Shirley Valentine Gave Pauline Collins a Part to Equal Her Talent. She Embraced It with Elegance and Joy
During the 1970s, this gifted performer rose as a intelligent, witty, and youthfully attractive female actor. She became a familiar figure on either side of the Atlantic thanks to the blockbuster English program the Upstairs Downstairs series, which was the equivalent of Downton Abbey back then.
She played Sarah, a bold but fragile parlour maid with a dodgy past. Sarah had a romance with the good-looking chauffeur Thomas the chauffeur, acted by Collins’s actual spouse, John Alderton. It was a TV marriage that the public loved, continuing into follow-up programs like Thomas and Sarah and the show No, Honestly.
The Peak of Brilliance: The Shirley Valentine Film
Yet the highlight of her career came on the big screen as Shirley Valentine. This liberating, naughty-but-nice story paved the way for later hits like Calendar Girls and the Mamma Mia series. It was a cheerful, funny, sunshine-y comedy with a superb character for a seasoned performer, broaching the theme of female sexuality that was not governed by usual male ideas about youthful innocence.
Collins’s Shirley Valentine foreshadowed the growing conversation about midlife changes and ladies who decline to being overlooked.
Originating on Stage to Cinema
It started from Collins playing the lead role of a an era in the writer Willy Russell's stage show from 1986: Shirley Valentine, the longing and unanticipatedly erotic relatable female protagonist of an fantasy midlife comedy.
Collins became the celebrity of the West End and New York's Broadway and was then triumphantly chosen in the smash-hit cinematic rendition. This largely mirrored the similar path from play to movie of actress Julie Walters in Russell’s 1980 theater piece, Educating Rita.

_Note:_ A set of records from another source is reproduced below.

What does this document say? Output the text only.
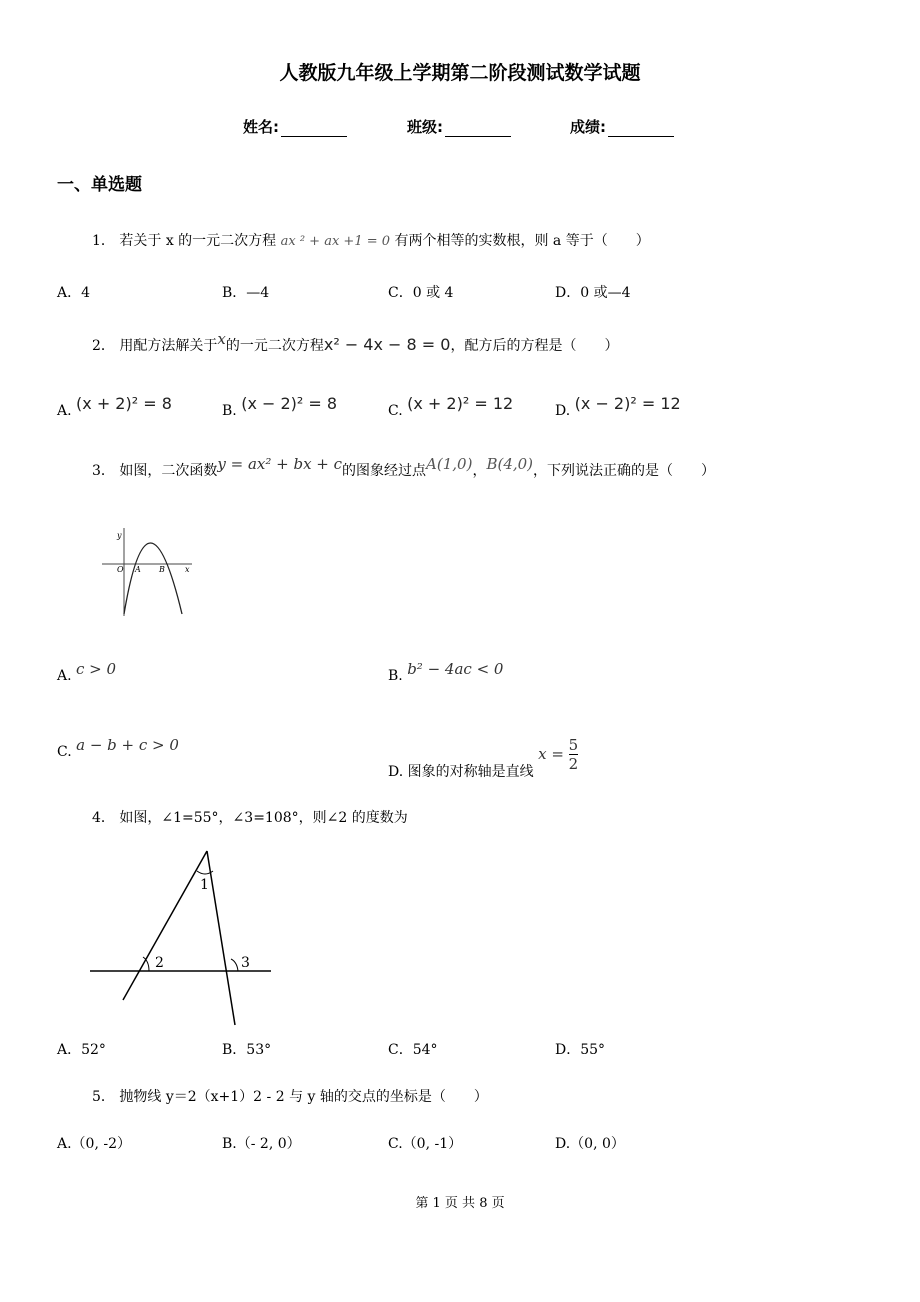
人教版九年级上学期第二阶段测试数学试题
姓名:	班级:	成绩:
一、单选题
1． 若关于 x 的一元二次方程 ax ² + ax +1 = 0 有两个相等的实数根，则 a 等于（　　）
A．4	B．—4	C．0 或 4	D．0 或—4
2． 用配方法解关于x的一元二次方程x² − 4x − 8 = 0，配方后的方程是（　　）
A. (x + 2)² = 8	B. (x − 2)² = 8	C. (x + 2)² = 12	D. (x − 2)² = 12
3． 如图，二次函数y = ax² + bx + c的图象经过点A(1,0)，B(4,0)，下列说法正确的是（　　）
y
O A B	x
A. c > 0	B. b² − 4ac < 0
C. a − b + c > 0
D. 图象的对称轴是直线 $x = \frac{5}{2}$
4． 如图，∠1=55°，∠3=108°，则∠2 的度数为
1
2	3
A．52°	B．53°	C．54°	D．55°
5． 抛物线 y＝2（x+1）2 - 2 与 y 轴的交点的坐标是（　　）
A.（0, -2）	B.（- 2, 0）	C.（0, -1）	D.（0, 0）
第 1 页 共 8 页
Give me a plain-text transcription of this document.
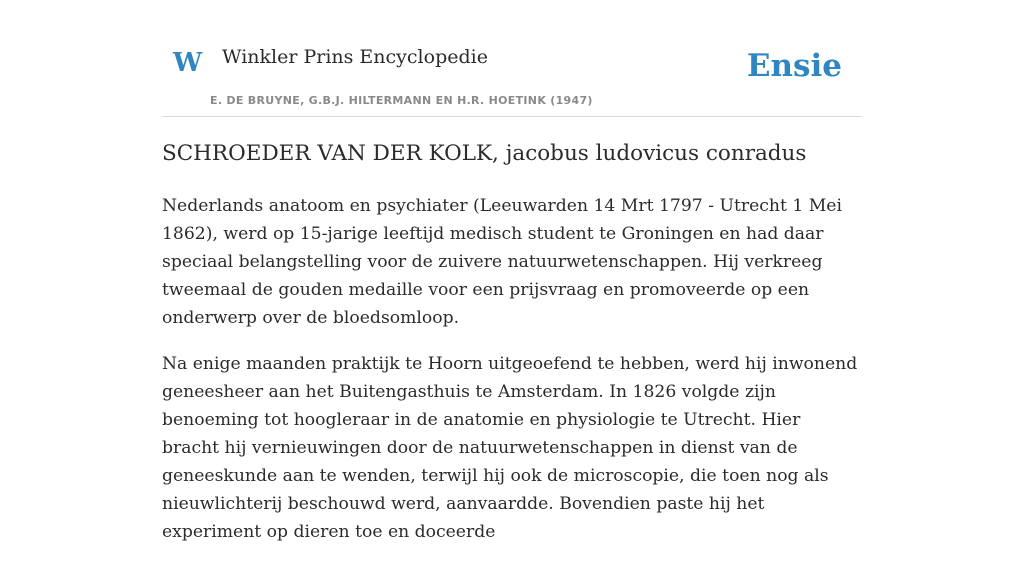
W Winkler Prins Encyclopedie
E. DE BRUYNE, G.B.J. HILTERMANN EN H.R. HOETINK (1947)
Ensie
SCHROEDER VAN DER KOLK, jacobus ludovicus conradus

Nederlands anatoom en psychiater (Leeuwarden 14 Mrt 1797 - Utrecht 1 Mei 1862), werd op 15-jarige leeftijd medisch student te Groningen en had daar speciaal belangstelling voor de zuivere natuurwetenschappen. Hij verkreeg tweemaal de gouden medaille voor een prijsvraag en promoveerde op een onderwerp over de bloedsomloop.

Na enige maanden praktijk te Hoorn uitgeoefend te hebben, werd hij inwonend geneesheer aan het Buitengasthuis te Amsterdam. In 1826 volgde zijn benoeming tot hoogleraar in de anatomie en physiologie te Utrecht. Hier bracht hij vernieuwingen door de natuurwetenschappen in dienst van de geneeskunde aan te wenden, terwijl hij ook de microscopie, die toen nog als nieuwlichterij beschouwd werd, aanvaardde. Bovendien paste hij het experiment op dieren toe en doceerde
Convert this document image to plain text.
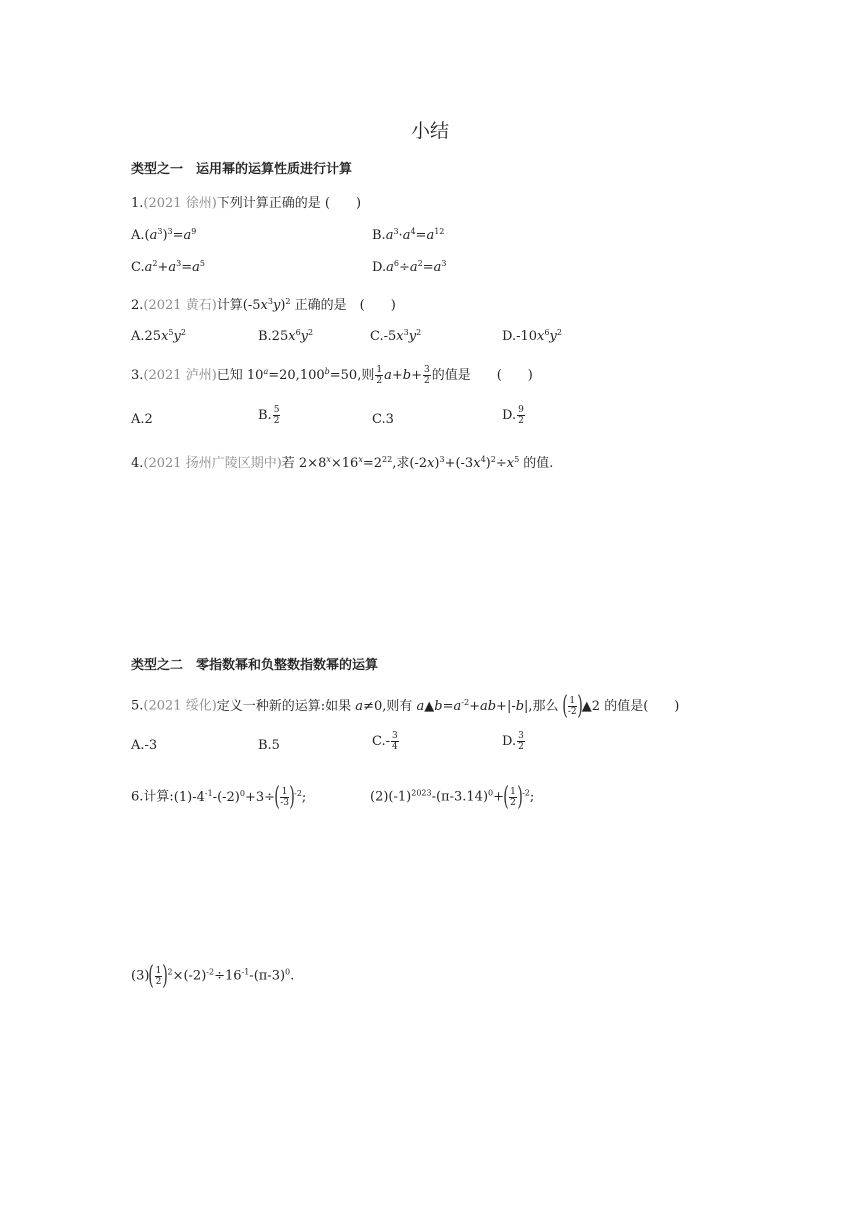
小结
类型之一　运用幂的运算性质进行计算
1.(2021 徐州)下列计算正确的是 (　　)
$A.(a^3)^3=a^9$	$B.a^3\cdot a^4=a^{12}$
$C.a^2+a^3=a^5$	$D.a^6\div a^2=a^3$
2.(2021 黄石)计算$(-5x^3y)^2$ 正确的是　(　　)
$A.25x^5y^2$	$B.25x^6y^2$	$C.-5x^3y^2$	$D.-10x^6y^2$
3.(2021 泸州)已知 $10^a=20,100^b=50$,则 $\frac{1}{2} a+b+ \frac{3}{2}$ 的值是　　(　　)
A.2	B. $\frac{5}{2}$	C.3	D. $\frac{9}{2}$
4.(2021 扬州广陵区期中)若 $2\times 8^x\times 16^x=2^{22}$,求$(-2x)^3+(-3x^4)^2\div x^5$ 的值.
类型之二　零指数幂和负整数指数幂的运算
5.(2021 绥化)定义一种新的运算:如果 a≠0,则有 $a▲b=a^{-2}+ab+|-b|$,那么 ( $\frac{1}{-2}$ ) ▲2 的值是(　　)
A.-3	B.5	$C.- \frac{3}{4}$	D. $\frac{3}{2}$
6.计算$:(1)-4^{-1}-(-2)^0+3\div$ ( $\frac{1}{-3}$ ) $^{-2}$;	$(2)(-1)^{2023}-(\pi-3.14)^0+$ ( $\frac{1}{2}$ ) $^{-2}$;
(3) ( $\frac{1}{2}$ ) $^2\times(-2)^{-2}\div 16^{-1}-(\pi-3)^0$.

The Story of Shirley's Journey
Her character Shirley is a practical scouse housewife who is tired with daily routine in her middle age in a tedious, lacking creativity nation with uninteresting, unimaginative individuals. So when she gets the possibility at a complimentary vacation in the Greek islands, she seizes it with both hands and – to the surprise of the boring British holidaymaker she’s gone with – remains once it’s finished to encounter the authentic life away from the vacation spot, which means a wonderfully romantic fling with the charming local, Costas, portrayed with an bold mustache and speech by actor Tom Conti.
Bold, open Shirley is always breaking the fourth wall to inform us what she’s feeling. It earned big laughs in movie houses all over the UK when her love interest tells her that he appreciates her stretch marks and she comments to viewers: “Men are full of nonsense, aren't they?”
Subsequent Roles
After Valentine, Pauline Collins continued to have a lively professional life on the stage and on television, including parts on Dr Who, but she was not as supported by the cinema where there didn’t seem to be a writer in the caliber of Willy Russell who could give her a genuine lead part.
She was in filmmaker Roland JoffĂ©'s decent set in Calcutta drama, the movie City of Joy, in the year 1992 and played the lead as a British missionary and captive in wartime Japan in director Bruce Beresford's Paradise Road in the late 90s. In director Rodrigo GarcĂa's transgender story, the 2011 movie Albert Nobbs, Collins came back, in a manner, to the class-divided world in which she played a downstairs housekeeper.
But she found herself repeatedly cast in dismissive and syrupy elderly stories about old people, which were beneath her talents, such as care-home dramas like the film Mrs Caldicot's Cabbage War and Quartet, as well as subpar set in France film The Time of Their Lives with actress Joan Collins.
A Minor Role in Humor
Filmmaker Woody Allen offered her a true funny character (though a minor role) in his the film You Will Meet a Tall Dark Stranger, in which she played the dodgy psychic alluded to by the film's name.
But in the movies, the Shirley Valentine role gave her a extraordinary time to shine.